Tuesday, 02 December 2008

Olympics may not change world but do allow a moment of hope

I ASKED for time off work last Friday claiming that I had to go and watch the opening of the Olympics for this column.

PICBYLINE_VivPaterson

I didn't really need to watch. I already had the column planned. I was going to talk about how hypocritical the games were now. I was going to talk about the evil of holding them in a country where human rights count for nothing and I was going to talk about drug abuse and politics and how the games no longer mean anything they were meant to mean.

And I was probably right in a lot of ways. As the 204 participating countries marched past, my husband asked how many of them were democracies. North and South Korea had refused to march together. The commentators pointed out athletes who had signed their names to a letter to the Chinese government calling for a review of their human rights policy. The American contingent was led by a Sudanese refugee -a poke at China's participation in the Darfur war.

There were so many countries I had never heard of, mainly because political upheaval has led to name changes. There were countries marching proudly behind flags that have been symbols of shame. There was the flag of Zimbabwe reminding us of the loss of democracy and the atrocities of Mugabe's regime. There was the flag of Burma, a country devastated by natural causes this year and devastated more by a closed government's initial refusal to accept help from the outside world.

At the very minute that Vladimir Putin stood cheering on his Russian team, Russian tanks were moving in on southern Georgia.

Every evidence of everything I thought was wrong about the games was there.

But, as over 2,000 drummers began a spectacular countdown to the opening ceremony, I felt a bubble of excitement.

When the fireworks began, I felt a shiver of excitement and, no matter that the history of China was presented in whitewash, I found myself thrilling to the spectacle of the opening.

Then the athletes came in and I realised that what I was going to write was wrong.

The athletes, from large, wealthy democracies, from war-torn continents and devastated, persecuted countries, from vast nations to tiny islands, walked and danced and skipped into the stadium.

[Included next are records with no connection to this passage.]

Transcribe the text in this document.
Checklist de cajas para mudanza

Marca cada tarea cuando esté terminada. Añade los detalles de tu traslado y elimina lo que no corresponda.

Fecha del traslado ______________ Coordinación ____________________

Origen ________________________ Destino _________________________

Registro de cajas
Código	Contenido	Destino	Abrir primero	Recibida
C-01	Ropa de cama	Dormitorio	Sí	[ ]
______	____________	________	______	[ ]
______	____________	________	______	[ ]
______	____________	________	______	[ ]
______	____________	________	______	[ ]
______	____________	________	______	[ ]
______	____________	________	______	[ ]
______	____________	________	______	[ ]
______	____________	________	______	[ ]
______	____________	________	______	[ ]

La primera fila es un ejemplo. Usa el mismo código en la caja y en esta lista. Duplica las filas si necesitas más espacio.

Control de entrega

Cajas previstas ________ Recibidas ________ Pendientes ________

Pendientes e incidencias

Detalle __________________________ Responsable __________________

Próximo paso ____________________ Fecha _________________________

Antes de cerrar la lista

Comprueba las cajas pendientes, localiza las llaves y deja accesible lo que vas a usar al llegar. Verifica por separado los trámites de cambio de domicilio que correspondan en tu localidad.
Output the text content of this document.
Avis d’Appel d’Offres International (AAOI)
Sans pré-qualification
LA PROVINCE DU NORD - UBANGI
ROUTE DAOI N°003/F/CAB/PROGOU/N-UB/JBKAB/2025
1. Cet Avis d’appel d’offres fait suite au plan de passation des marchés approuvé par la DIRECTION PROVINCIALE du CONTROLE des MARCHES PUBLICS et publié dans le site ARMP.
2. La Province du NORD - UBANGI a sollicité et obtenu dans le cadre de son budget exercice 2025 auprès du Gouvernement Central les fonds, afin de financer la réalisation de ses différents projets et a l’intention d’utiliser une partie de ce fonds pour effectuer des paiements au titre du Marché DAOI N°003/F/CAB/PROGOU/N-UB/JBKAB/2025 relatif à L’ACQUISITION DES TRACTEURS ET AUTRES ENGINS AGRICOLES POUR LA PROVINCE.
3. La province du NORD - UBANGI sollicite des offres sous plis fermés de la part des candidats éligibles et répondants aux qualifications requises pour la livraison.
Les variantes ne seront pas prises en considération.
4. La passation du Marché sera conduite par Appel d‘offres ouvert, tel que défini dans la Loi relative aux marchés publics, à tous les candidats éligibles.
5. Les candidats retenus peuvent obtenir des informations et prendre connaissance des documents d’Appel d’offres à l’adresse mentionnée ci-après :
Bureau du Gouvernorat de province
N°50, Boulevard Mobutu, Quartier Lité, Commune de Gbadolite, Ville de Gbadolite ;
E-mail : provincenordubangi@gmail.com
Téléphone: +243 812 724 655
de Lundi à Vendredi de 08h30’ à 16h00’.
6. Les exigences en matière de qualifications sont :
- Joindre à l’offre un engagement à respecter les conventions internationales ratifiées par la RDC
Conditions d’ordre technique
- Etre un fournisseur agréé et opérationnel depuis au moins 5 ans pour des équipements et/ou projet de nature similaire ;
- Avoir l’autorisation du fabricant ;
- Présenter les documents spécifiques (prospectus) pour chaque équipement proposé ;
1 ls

And they were all smiling and they all looked excited and all they wanted to do was to take part in what remains the greatest sports festival in the world.

Standing next to a seven feet tall Chinese basketball player who carried China's flag was one true hero -a nine-year-old boy who had sung and encouraged classmates when they were buried in the recent earthquake - and he, too, looked proud to be there.

Without the gift of foresight, I am unable to tell you what will have happened between the Friday I wrote this and the Friday it is published.

It is possible that there will have been a drug scandal. It is possible that war has erupted in one of the other countries taking part in the Olympics, more people will have been killed in Georgia and more protestors might have been expelled from China by a hard-line government.

The Olympics probably will not change the world. They never have before. But for one glorious fortnight, every four years, they allow us something we might not otherwise have. They allow us a moment of hope.

Athletes live in a village together, they eat together and they compete together. And, by the end of the games, we will see them breaking rank. They will no longer be marching behind their own flags but will be joyously greeting their new friends from other nations.

And maybe one day, somehow, something will grow from those friendships.

We can hang onto a dream because sometimes dreams are all we have.